Alexander Lange, Direktor des Berliner Computerspielemuseums, spricht mit Blick auf die Piraten und Liquid Feedback sogar ausdrücklich von einer "Gamification der Politik". Ziel sei, "lust- und effektvollere Teilhabe- und Mitbestimmungsmöglichkeiten zu etablieren", sagt er. "In der digitalen Welt von Liquid Feedback können, ganz wie in Online-Spielen, mächtige Charaktere entstehen."
Einer dieser Charaktere ist Jan Hemme. Am 13. März hatte er mit seinem Vorstoß den nächsten Schwierigkeitsgrad erreicht. Nach dem eindeutigen Votum auf Liquid Feedback beschäftigte sich nun die Piraten-Fraktion im Berliner Abgeordnetenhaus mit seinem Antrag zur EU-Datenschutzverordnung.

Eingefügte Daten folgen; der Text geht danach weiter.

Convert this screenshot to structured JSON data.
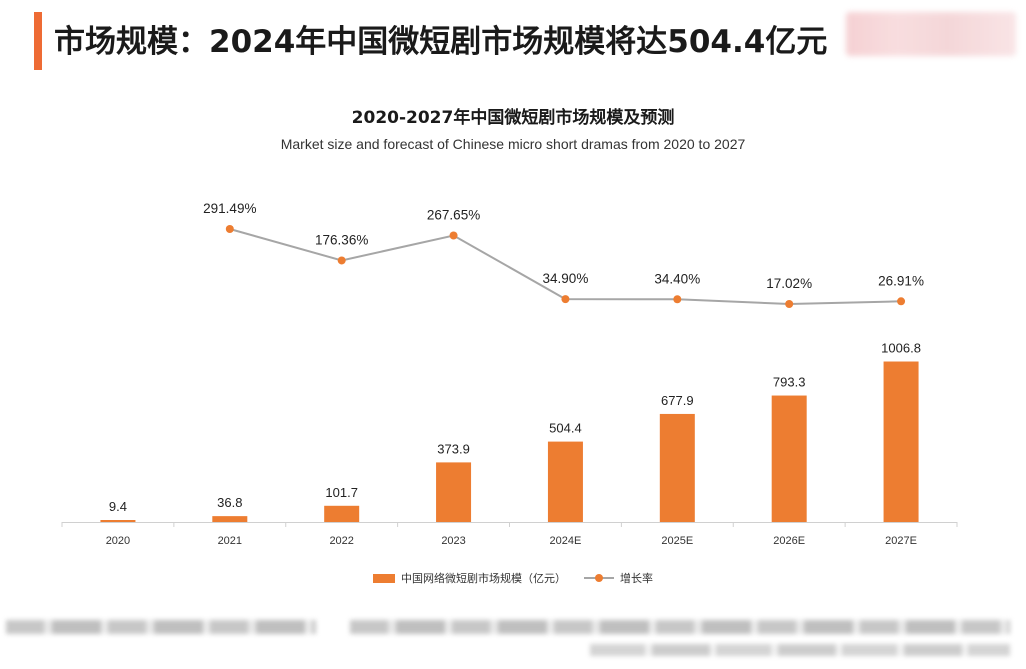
{
  "header": {
    "title": "市场规模：2024年中国微短剧市场规模将达504.4亿元",
    "accent_color": "#ee6b34"
  },
  "colors": {
    "bar": "#ed7d31",
    "line": "#a6a6a6",
    "marker": "#ed7d31"
  },
  "chart_data": {
    "type": "bar",
    "title": "2020-2027年中国微短剧市场规模及预测",
    "subtitle": "Market size and forecast of Chinese micro short dramas from 2020 to 2027",
    "categories": [
      "2020",
      "2021",
      "2022",
      "2023",
      "2024E",
      "2025E",
      "2026E",
      "2027E"
    ],
    "series": [
      {
        "name": "中国网络微短剧市场规模（亿元）",
        "type": "bar",
        "values": [
          9.4,
          36.8,
          101.7,
          373.9,
          504.4,
          677.9,
          793.3,
          1006.8
        ],
        "labels": [
          "9.4",
          "36.8",
          "101.7",
          "373.9",
          "504.4",
          "677.9",
          "793.3",
          "1006.8"
        ]
      },
      {
        "name": "增长率",
        "type": "line",
        "values": [
          null,
          291.49,
          176.36,
          267.65,
          34.9,
          34.4,
          17.02,
          26.91
        ],
        "labels": [
          null,
          "291.49%",
          "176.36%",
          "267.65%",
          "34.90%",
          "34.40%",
          "17.02%",
          "26.91%"
        ]
      }
    ],
    "ylim": [
      0,
      1010
    ],
    "ylim_rate": [
      0,
      300
    ],
    "legend_position": "bottom",
    "grid": false
  }
}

Die Grenze zwischen direkter und repräsentativer Demokratie war erreicht - damit verschoben sich die Gewichte. Intensiv diskutierten die vom Volk gewählten Piraten über Datenschutz. Einige schlugen sich auf Hemmes Seite und gaben sich als Anhänger einer EU-Richtlinie zu erkennen. Andere sprachen sich für eine EU-Verordnung aus, zum Beispiel der Abgeordnete Fabio Reinhardt; er hatte es sogar gewagt, einen Gegenantrag zu stellen, ohne vorher auf Liquid Feedback die Basis zu befragen.

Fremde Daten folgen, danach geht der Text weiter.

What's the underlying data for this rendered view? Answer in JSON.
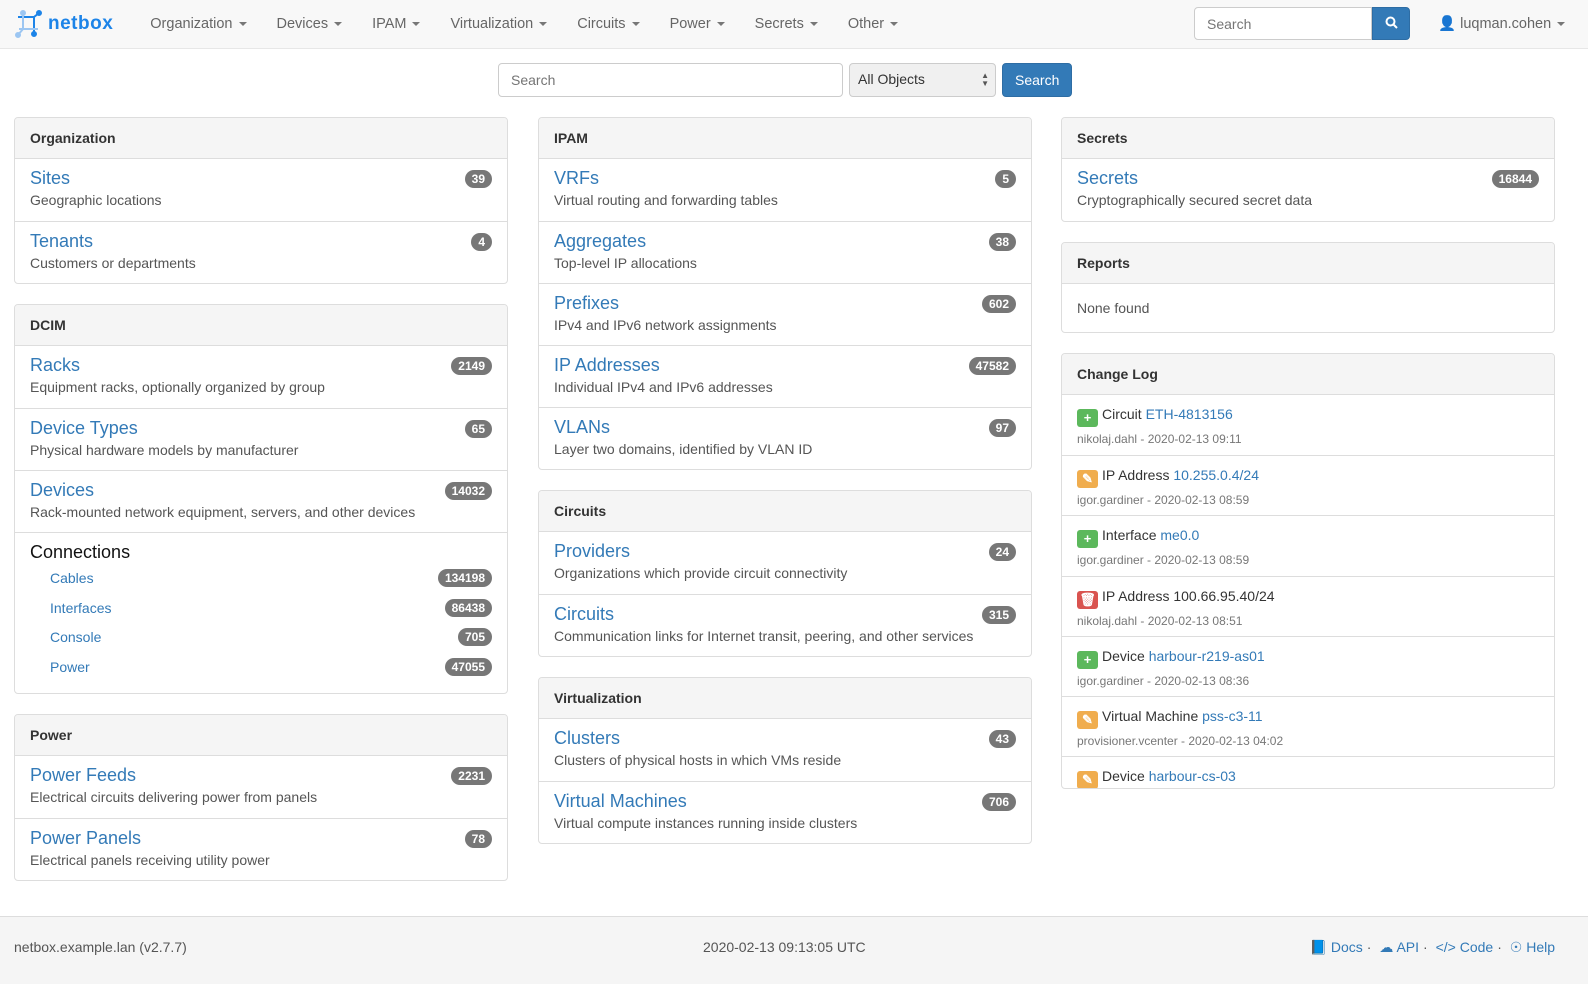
{
  "brand": "netbox",
  "nav": {
    "items": [
      "Organization",
      "Devices",
      "IPAM",
      "Virtualization",
      "Circuits",
      "Power",
      "Secrets",
      "Other"
    ],
    "search_placeholder": "Search",
    "user": "luqman.cohen"
  },
  "search": {
    "placeholder": "Search",
    "scope": "All Objects",
    "button": "Search"
  },
  "columns": [
    [
      {
        "title": "Organization",
        "rows": [
          {
            "label": "Sites",
            "desc": "Geographic locations",
            "count": "39"
          },
          {
            "label": "Tenants",
            "desc": "Customers or departments",
            "count": "4"
          }
        ]
      },
      {
        "title": "DCIM",
        "rows": [
          {
            "label": "Racks",
            "desc": "Equipment racks, optionally organized by group",
            "count": "2149"
          },
          {
            "label": "Device Types",
            "desc": "Physical hardware models by manufacturer",
            "count": "65"
          },
          {
            "label": "Devices",
            "desc": "Rack-mounted network equipment, servers, and other devices",
            "count": "14032"
          }
        ],
        "connections": {
          "title": "Connections",
          "items": [
            {
              "label": "Cables",
              "count": "134198"
            },
            {
              "label": "Interfaces",
              "count": "86438"
            },
            {
              "label": "Console",
              "count": "705"
            },
            {
              "label": "Power",
              "count": "47055"
            }
          ]
        }
      },
      {
        "title": "Power",
        "rows": [
          {
            "label": "Power Feeds",
            "desc": "Electrical circuits delivering power from panels",
            "count": "2231"
          },
          {
            "label": "Power Panels",
            "desc": "Electrical panels receiving utility power",
            "count": "78"
          }
        ]
      }
    ],
    [
      {
        "title": "IPAM",
        "rows": [
          {
            "label": "VRFs",
            "desc": "Virtual routing and forwarding tables",
            "count": "5"
          },
          {
            "label": "Aggregates",
            "desc": "Top-level IP allocations",
            "count": "38"
          },
          {
            "label": "Prefixes",
            "desc": "IPv4 and IPv6 network assignments",
            "count": "602"
          },
          {
            "label": "IP Addresses",
            "desc": "Individual IPv4 and IPv6 addresses",
            "count": "47582"
          },
          {
            "label": "VLANs",
            "desc": "Layer two domains, identified by VLAN ID",
            "count": "97"
          }
        ]
      },
      {
        "title": "Circuits",
        "rows": [
          {
            "label": "Providers",
            "desc": "Organizations which provide circuit connectivity",
            "count": "24"
          },
          {
            "label": "Circuits",
            "desc": "Communication links for Internet transit, peering, and other services",
            "count": "315"
          }
        ]
      },
      {
        "title": "Virtualization",
        "rows": [
          {
            "label": "Clusters",
            "desc": "Clusters of physical hosts in which VMs reside",
            "count": "43"
          },
          {
            "label": "Virtual Machines",
            "desc": "Virtual compute instances running inside clusters",
            "count": "706"
          }
        ]
      }
    ],
    [
      {
        "title": "Secrets",
        "rows": [
          {
            "label": "Secrets",
            "desc": "Cryptographically secured secret data",
            "count": "16844"
          }
        ]
      },
      {
        "title": "Reports",
        "none": "None found"
      },
      {
        "title": "Change Log",
        "changes": [
          {
            "action": "create",
            "type": "Circuit",
            "object": "ETH-4813156",
            "linked": true,
            "meta": "nikolaj.dahl - 2020-02-13 09:11"
          },
          {
            "action": "update",
            "type": "IP Address",
            "object": "10.255.0.4/24",
            "linked": true,
            "meta": "igor.gardiner - 2020-02-13 08:59"
          },
          {
            "action": "create",
            "type": "Interface",
            "object": "me0.0",
            "linked": true,
            "meta": "igor.gardiner - 2020-02-13 08:59"
          },
          {
            "action": "delete",
            "type": "IP Address",
            "object": "100.66.95.40/24",
            "linked": false,
            "meta": "nikolaj.dahl - 2020-02-13 08:51"
          },
          {
            "action": "create",
            "type": "Device",
            "object": "harbour-r219-as01",
            "linked": true,
            "meta": "igor.gardiner - 2020-02-13 08:36"
          },
          {
            "action": "update",
            "type": "Virtual Machine",
            "object": "pss-c3-11",
            "linked": true,
            "meta": "provisioner.vcenter - 2020-02-13 04:02"
          },
          {
            "action": "update",
            "type": "Device",
            "object": "harbour-cs-03",
            "linked": true,
            "meta": ""
          }
        ]
      }
    ]
  ],
  "footer": {
    "host": "netbox.example.lan (v2.7.7)",
    "time": "2020-02-13 09:13:05 UTC",
    "links": [
      "Docs",
      "API",
      "Code",
      "Help"
    ]
  },
  "colors": {
    "link": "#337ab7",
    "badge": "#777777",
    "create": "#5cb85c",
    "update": "#f0ad4e",
    "delete": "#d9534f"
  }
}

Es kam zur Kampfabstimmung in der Fraktion. Mit sechs zu fünf Stimmen votierten die Parlamentarier für Hemmes Vorschlag. Seine Unterstützer betonten, dass sie nicht gegen das Ergebnis bei Liquid Feedback stimmen wollten.
Inzwischen haben etliche Piraten erkannt, dass die Abstimmungs-Software auch Schwächen hat. Im Fall Datenschutz beteiligten sich nur 124 von 2700 Berliner Mitgliedern an der Meinungsbildung. Eine Minderheit schickte sich also an, den Abgeordneten die Richtung vorzugeben.
"Es ist ein großes Problem, dass nur so wenige Leute mitmachen", sagt Hemme. Der Berliner Abgeordnete Christopher Lauer sieht das weniger kritisch: "Mich stört es nicht, wenn nur 100 Leute an der Abstimmung teilnehmen. Wenn das Meinungsbild eindeutig ist und wir den Antrag mit unserem Gewissen vereinbaren können, sollten wir den auch annehmen."
Diskussionen gibt es auch über die Anonymität im Abstimmungsverfahren. Transparenzverliebte Piraten stören sich daran, dass ihre Parteifreunde nur unter Pseudonym auf Liquid Feedback unterwegs sind. Mitglieder sollten unter ihrem eigenen Namen für ihre Meinung einstehen, finden sie. Andere halten die Idee einer geheimen Wahl für unantastbar. Der Vorsitzende Nerz will sogar die Partei verlassen, falls geheime Abstimmungen abgeschafft werden sollten: "Dann ist sie mich los."
Jan Hemme hält trotz allem an Liquid Feedback fest, er hat bereits seinen nächsten Vorstoß zur Diskussion gestellt, dieses Mal geht um ein energiepolitisches Grundsatzprogramm.
Vorigen Freitag wanderte Hemmes Antrag vom Abgeordnetenhaus in den Bundesrat. Dort teilten viele Länder seine Kritik an der geplanten EU-Verordnung. Die Länderkammer beschloss, die Kommission zu rügen - Jan Hemmes Idee hatte es vom Laptop nach ganz oben in die Bundespolitik geschafft.